I know that this project, this idea, is a long-term goal, like 10 years or more in the building. But if we can create a community that has some stake in the success of the archives, and we can position the archivist and archives in a position of stewardship, rather than gatekeeping, I think that it would go a long way towards creating a really useful historical perspective on this place.

Tuesday, January 28, 2014

More bad poetry

This is the second haiku I've written about cataloging/metadata, but it was for a report, so I feel like I get a free pass. I apologize in advance.

"A haiku about interdepartmental collaboration", by Me

Building best practice
is communicating well
with cataloging

Thursday, January 23, 2014

Creating the historical record?

There's an interesting truth about my work: I am literally deciding right now what people will believe about this university in the future. There are two distinct stories that could be told: one is that this is the lesser institution to the greater parent university. The one that is not as rigorous, not as prestigious, not as important (and that's not an untrue story, if you measure success in the usual way). The other story is that this is an institution that educates the students who aren't welcome elsewhere. The night student, the minority, the single parent, the non-cis. This second story is a difficult one to flesh out, because it necessitates a shift in thinking about what an important institution is, what achievement is, and what student success looks like. To keep a history that celebrates the non-conformers who make their own way within traditional structures...this is hard. It's worth it, but it's hard. Just finding the historical record for supporting such a narrative is hard enough. Then we must also PROVE its authenticity, because it will never be simply *given* legitimacy. 
I think this is the kind of work that I will find most meaningful as I continue this job. Finding those varied stories and making sure they are preserved. Showing that success can be different than the norm, and still be considered success. I'm not sure that archivists think of themselves as creating institutional identities by their choices, but in this case I think that it's inevitable, whether I were to consciously choose it or not.

Tuesday, January 14, 2014

Retrofit metadata

Part of my challenge here is to create an archives that will be easy for our students to use and access. Ok, that's actually the entirety of my challenge here. I know that our archives will not be a research archives in the sense of a Harvard or University of Texas. It's simply never going to be that; there are not enough resources and this institution is not focused on prestige acquisitions or on getting off-campus researchers through the doors.

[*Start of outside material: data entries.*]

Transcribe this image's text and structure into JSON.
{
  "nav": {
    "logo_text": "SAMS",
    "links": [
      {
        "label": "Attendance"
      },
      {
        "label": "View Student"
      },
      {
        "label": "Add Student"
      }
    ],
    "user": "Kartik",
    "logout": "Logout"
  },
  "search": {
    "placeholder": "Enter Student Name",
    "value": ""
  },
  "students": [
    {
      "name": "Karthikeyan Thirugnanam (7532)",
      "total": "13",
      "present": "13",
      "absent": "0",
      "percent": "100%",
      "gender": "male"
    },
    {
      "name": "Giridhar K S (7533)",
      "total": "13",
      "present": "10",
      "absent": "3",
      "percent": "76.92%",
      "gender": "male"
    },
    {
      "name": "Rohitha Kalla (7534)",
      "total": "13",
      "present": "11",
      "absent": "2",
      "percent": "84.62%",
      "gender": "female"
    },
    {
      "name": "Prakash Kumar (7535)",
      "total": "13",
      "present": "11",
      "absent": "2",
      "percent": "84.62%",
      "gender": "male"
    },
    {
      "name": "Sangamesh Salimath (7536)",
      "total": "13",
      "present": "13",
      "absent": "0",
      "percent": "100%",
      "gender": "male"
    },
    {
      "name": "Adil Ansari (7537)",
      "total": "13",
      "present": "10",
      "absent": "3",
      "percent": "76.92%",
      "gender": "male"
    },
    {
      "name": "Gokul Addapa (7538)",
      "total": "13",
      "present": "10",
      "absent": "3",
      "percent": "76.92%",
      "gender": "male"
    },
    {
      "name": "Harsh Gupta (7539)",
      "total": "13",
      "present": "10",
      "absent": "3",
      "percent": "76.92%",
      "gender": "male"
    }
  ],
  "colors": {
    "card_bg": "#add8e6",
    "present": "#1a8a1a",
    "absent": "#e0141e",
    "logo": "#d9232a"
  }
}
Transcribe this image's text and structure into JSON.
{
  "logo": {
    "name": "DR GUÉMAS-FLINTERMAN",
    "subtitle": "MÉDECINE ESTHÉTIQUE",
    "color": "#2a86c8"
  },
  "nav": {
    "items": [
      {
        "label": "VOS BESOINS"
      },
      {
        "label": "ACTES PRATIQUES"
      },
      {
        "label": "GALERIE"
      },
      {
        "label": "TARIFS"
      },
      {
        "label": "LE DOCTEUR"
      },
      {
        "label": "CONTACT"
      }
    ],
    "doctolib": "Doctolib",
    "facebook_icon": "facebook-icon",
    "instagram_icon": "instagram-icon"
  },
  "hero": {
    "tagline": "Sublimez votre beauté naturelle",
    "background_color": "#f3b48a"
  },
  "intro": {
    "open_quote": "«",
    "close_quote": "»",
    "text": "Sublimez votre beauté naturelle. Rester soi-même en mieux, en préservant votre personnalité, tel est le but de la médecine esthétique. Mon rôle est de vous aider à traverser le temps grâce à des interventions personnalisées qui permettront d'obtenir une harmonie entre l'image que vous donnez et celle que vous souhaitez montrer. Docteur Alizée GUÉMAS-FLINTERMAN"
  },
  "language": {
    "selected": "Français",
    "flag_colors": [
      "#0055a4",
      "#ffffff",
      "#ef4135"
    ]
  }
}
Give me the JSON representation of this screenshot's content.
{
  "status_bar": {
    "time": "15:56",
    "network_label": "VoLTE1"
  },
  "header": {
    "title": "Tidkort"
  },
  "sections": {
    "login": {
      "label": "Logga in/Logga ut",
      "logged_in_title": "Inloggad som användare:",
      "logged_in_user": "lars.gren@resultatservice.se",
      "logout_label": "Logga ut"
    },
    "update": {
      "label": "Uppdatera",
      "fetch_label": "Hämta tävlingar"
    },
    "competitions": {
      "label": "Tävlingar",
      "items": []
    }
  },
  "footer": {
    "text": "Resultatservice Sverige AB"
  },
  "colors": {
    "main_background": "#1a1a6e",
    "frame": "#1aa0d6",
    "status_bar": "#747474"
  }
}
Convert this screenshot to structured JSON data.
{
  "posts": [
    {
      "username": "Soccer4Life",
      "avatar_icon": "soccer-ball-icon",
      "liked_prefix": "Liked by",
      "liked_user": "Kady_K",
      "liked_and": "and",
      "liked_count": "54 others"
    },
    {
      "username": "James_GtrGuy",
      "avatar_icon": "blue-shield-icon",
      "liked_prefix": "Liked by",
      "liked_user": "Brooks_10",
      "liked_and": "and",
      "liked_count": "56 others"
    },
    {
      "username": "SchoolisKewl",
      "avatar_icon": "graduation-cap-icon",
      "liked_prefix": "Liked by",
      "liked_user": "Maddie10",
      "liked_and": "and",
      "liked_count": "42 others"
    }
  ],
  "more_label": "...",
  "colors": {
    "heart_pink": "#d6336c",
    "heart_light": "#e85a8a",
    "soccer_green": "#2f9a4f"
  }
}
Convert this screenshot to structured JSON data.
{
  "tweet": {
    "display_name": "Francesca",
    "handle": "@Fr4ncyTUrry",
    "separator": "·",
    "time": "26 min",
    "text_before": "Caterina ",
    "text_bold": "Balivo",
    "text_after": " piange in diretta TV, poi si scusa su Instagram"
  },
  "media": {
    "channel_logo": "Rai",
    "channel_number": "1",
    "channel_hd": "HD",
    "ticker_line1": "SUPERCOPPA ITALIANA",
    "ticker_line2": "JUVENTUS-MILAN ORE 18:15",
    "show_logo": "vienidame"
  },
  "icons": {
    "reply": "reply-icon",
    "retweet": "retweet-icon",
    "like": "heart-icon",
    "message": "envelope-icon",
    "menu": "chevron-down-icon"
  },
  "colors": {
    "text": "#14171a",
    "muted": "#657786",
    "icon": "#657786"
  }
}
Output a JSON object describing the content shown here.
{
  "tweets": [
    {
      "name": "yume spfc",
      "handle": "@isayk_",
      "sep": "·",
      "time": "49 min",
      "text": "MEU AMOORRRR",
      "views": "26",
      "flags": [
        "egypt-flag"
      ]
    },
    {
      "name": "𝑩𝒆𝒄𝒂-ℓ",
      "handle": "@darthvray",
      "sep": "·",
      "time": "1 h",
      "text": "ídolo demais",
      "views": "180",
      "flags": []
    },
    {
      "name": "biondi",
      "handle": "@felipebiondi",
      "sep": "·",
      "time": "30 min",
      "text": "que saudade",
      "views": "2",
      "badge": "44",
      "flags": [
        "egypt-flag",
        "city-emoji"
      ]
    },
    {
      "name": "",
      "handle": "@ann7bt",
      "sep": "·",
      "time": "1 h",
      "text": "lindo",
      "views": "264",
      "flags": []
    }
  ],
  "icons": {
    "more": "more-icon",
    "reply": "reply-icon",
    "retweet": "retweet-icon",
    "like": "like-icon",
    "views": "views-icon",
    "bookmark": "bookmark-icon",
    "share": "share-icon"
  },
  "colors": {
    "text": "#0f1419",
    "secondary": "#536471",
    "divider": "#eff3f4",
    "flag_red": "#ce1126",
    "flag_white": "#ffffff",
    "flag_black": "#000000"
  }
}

So, my goal is to create an archives that is accessible to the community here, for whatever their needs are. This is a very traditional scope of an archives--be available to your core community--but it's often not achieved or considered unachievable/undesirable by so many institutions that it almost seems simplistic.

Our student body, by and large, consumes its information through the Internet. Most of our circulation is in digital objects (articles, ebooks, etc). So that must be where this archives resides--in amongst the digital resources already being used. In the beginning, I was hopeful that I could get something together like ArchiveSpace or some fancy pants archival management system like that, but now I think I see that it's not really going to be used or useful if I silo our archives in any way.

I told my supervisor that I think the only way to know for sure that our archives will be used in the future is to plan now for keeping our metadata as fluid and format-independent as possible. So when the library changes its systems (and of course it will change its systems at some point!), we are not unprepared for major metadata-revisions. Since our discovery portal does not support EAD (and EAD is its own version of format-dependent), this could mean txt file master finding aids that I can push into MARC or pdf or EAD or whatever I ultimately need. For a small place that does not have a lot of material, maybe it's the best solution I could create. I'm still circling these ideas in my head because there seems to be no good solution, but hopefully the circles are getting smaller and smaller and eventually I'll arrive at the single point.
"Wicked people never have time for reading. It's one of the reasons for their wickedness." —Lemony Snicket, The Penultimate Peril.